Ya da Netanyahu'yu Orta Doğu'da ateşin içine attı, eline yüzüne bulaştırmasını bekliyor. Başarısız olurlarsa eli güçlenecek, böylece Netanyahu’nun iç siyasetteki zaaflarını gerekçe gösterip "Artık gitmesi gerek" diyerek İsrail siyasetine oynayacak.
RUSYA VE ÇİN BU KRİZDE NEREDE DURUYOR?
Moskova İran'ın arkasında durdu, açık destek verdi, İsrail saldırısını kınadı. Çin bir ton daha düşük şekilde gerginliği hafifletme mesajı verdi. Rusya Ukrayna ile oyalanmaya devam ettiği için İran’a ne kadar mesai ayırır şüpheli.
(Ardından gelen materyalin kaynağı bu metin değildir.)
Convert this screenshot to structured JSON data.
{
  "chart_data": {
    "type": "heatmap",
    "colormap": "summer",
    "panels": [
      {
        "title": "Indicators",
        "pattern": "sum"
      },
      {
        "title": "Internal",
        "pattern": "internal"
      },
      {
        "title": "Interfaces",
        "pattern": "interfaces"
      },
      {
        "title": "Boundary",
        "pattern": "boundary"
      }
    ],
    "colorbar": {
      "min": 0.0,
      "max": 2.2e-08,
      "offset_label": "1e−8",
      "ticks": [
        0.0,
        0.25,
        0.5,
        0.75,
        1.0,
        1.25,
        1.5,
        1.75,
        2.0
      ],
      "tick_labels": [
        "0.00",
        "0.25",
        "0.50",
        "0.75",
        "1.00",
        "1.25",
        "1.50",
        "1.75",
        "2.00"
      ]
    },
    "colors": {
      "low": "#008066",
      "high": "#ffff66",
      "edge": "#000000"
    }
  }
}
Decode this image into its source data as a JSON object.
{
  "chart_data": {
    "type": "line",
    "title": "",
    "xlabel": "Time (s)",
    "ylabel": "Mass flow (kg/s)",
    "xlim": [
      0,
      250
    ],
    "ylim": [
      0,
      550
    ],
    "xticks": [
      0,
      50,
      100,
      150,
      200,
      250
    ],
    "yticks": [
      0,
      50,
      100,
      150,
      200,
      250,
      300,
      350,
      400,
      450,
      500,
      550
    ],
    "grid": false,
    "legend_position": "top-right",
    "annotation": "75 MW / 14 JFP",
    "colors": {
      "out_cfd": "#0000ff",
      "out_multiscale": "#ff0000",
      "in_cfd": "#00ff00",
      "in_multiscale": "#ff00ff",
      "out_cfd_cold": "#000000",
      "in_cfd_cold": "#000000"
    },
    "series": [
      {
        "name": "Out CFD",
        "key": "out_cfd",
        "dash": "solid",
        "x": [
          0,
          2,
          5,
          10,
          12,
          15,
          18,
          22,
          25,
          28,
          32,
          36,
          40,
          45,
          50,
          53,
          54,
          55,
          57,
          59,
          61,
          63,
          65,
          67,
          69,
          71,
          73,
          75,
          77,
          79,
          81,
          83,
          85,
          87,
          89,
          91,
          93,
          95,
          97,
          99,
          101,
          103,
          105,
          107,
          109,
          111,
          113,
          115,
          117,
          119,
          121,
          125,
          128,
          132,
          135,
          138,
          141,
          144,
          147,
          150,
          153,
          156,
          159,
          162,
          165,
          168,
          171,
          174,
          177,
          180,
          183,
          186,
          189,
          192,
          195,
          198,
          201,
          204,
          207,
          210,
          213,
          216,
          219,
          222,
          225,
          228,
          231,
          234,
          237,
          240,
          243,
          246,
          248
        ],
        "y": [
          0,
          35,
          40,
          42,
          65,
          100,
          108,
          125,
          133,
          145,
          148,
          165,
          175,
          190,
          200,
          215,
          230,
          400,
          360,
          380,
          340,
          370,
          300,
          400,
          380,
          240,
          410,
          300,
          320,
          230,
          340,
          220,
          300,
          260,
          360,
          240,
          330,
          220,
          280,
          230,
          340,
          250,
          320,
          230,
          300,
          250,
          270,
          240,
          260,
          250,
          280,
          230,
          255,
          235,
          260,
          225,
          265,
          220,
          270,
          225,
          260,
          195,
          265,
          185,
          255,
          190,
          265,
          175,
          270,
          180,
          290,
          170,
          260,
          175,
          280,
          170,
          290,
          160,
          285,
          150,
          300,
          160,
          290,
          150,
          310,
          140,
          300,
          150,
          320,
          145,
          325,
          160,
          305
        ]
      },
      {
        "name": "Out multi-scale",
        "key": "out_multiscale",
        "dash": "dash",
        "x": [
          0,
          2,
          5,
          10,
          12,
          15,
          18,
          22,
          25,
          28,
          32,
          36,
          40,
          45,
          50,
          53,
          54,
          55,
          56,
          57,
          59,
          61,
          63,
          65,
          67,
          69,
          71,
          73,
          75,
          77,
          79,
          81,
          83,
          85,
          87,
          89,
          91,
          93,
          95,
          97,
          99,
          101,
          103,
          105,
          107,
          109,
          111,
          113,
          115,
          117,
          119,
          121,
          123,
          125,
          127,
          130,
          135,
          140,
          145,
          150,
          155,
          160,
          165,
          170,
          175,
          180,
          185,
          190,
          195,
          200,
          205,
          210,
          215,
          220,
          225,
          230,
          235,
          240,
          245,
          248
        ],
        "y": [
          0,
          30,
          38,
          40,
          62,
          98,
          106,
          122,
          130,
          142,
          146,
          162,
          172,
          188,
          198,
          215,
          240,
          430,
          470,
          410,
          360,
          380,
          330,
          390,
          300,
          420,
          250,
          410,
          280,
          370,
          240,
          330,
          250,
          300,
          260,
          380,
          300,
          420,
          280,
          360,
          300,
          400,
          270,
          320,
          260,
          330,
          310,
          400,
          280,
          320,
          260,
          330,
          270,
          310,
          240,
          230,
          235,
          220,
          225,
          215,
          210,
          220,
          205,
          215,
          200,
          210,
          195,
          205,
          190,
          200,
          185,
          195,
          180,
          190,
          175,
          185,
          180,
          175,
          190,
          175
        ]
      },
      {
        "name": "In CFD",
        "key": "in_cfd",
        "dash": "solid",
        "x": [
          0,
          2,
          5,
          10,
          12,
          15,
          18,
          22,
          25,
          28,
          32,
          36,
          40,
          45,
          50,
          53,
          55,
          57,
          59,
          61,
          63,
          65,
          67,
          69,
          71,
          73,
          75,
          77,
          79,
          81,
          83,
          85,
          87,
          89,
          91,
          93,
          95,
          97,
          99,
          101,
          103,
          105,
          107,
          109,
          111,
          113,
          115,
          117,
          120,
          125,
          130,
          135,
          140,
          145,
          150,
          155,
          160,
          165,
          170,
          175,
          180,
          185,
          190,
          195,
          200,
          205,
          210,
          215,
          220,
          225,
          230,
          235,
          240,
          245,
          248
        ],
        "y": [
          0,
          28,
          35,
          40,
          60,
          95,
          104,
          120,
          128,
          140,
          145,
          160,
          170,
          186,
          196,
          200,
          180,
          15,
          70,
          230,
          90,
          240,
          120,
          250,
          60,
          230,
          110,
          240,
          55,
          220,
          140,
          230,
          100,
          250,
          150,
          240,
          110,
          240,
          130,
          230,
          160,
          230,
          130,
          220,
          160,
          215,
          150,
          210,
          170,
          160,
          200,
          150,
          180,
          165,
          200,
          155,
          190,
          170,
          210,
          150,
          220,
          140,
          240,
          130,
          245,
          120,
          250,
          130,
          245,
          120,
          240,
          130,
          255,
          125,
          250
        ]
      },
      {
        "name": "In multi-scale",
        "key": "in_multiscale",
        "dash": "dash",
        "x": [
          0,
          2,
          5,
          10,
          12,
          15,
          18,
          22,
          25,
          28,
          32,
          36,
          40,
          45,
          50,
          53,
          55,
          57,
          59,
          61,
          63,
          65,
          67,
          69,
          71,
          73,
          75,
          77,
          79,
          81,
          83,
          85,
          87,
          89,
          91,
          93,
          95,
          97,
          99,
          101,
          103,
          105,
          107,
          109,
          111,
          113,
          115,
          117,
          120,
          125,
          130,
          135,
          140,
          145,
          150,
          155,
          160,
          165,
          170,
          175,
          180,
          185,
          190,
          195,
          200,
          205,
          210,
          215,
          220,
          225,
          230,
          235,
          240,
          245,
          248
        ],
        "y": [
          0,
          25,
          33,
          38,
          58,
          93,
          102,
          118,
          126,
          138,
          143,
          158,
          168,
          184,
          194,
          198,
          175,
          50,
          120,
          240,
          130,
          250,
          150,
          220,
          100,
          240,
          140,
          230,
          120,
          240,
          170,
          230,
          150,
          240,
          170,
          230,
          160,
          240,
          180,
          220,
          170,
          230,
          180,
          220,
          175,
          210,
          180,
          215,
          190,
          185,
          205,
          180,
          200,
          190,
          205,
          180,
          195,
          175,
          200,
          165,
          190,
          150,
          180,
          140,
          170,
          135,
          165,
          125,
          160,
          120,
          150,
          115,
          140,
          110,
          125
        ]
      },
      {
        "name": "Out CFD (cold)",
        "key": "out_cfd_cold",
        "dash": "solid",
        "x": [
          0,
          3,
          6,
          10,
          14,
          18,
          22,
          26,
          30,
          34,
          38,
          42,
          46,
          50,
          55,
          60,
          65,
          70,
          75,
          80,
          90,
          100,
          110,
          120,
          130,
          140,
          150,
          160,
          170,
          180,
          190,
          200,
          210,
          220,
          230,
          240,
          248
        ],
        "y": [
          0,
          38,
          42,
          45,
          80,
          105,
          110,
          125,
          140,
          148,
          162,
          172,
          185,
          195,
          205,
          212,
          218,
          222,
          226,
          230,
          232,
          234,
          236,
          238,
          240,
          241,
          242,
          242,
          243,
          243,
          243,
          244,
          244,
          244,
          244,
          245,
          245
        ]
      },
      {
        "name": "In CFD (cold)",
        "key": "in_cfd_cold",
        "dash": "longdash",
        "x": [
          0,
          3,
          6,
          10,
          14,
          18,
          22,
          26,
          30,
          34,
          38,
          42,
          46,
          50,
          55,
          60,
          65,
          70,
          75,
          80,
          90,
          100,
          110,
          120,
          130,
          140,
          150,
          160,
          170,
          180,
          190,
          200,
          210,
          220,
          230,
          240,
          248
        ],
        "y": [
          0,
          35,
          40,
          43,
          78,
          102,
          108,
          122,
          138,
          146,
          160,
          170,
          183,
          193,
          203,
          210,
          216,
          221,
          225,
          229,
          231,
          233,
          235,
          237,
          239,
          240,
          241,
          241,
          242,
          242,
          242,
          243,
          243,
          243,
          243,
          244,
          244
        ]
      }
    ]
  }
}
Çin’in, enerji ve ticaret yollarının güvenliği açısından İran’da önemli çıkarları var. İstikrarsız İran, Çin’in doğrudan ekonomisine zarar vereceği için İsrail’in operasyonu oldukça kritik.
İki ülke, beklendiği üzere "İran'ı yalnız bırakmama" stratejisine sadık kaldı. Ancak alınan pozisyonlar askeri destekten ziyade diplomatik zeminle sınırlı. İsrail için ne kadar caydırıcılık taşıyacağı tartışmalı.
TÜRKİYE HADİSENİN İRAN-İSRAİL KAVGASINDAN ÖTE OLDUĞUNUN FARKINDA!
Hem Cumhurbaşkanı Recep Tayyip Erdoğan'dan hem de diğer devlet yetkililerinden gelen mesajlarda diplomatik dil sert ve netti.
Dışişleri Bakanı Hakan Fidan, Cumhurbaşkanı Erdoğan'ın durumu takipte olduğunu, Cuma namazı sonrası Yüksek Düzeyli Güvenlik Toplantısının gerçekleştirildiğini açıkladı. Gazze'deki insanlık dramının gündemde kalmasına gayret edileceğini vurguladı. Çözüm için adres, Şiddet yerine masa gösterildi.
Nitekim Türkiye, bölgesel krizlerde taraf değil çözüm masasının kurucu aktörü olarak öne çıkıyor. Burada da alacağı stratejik pozisyonla güçlenmesini bilecektir.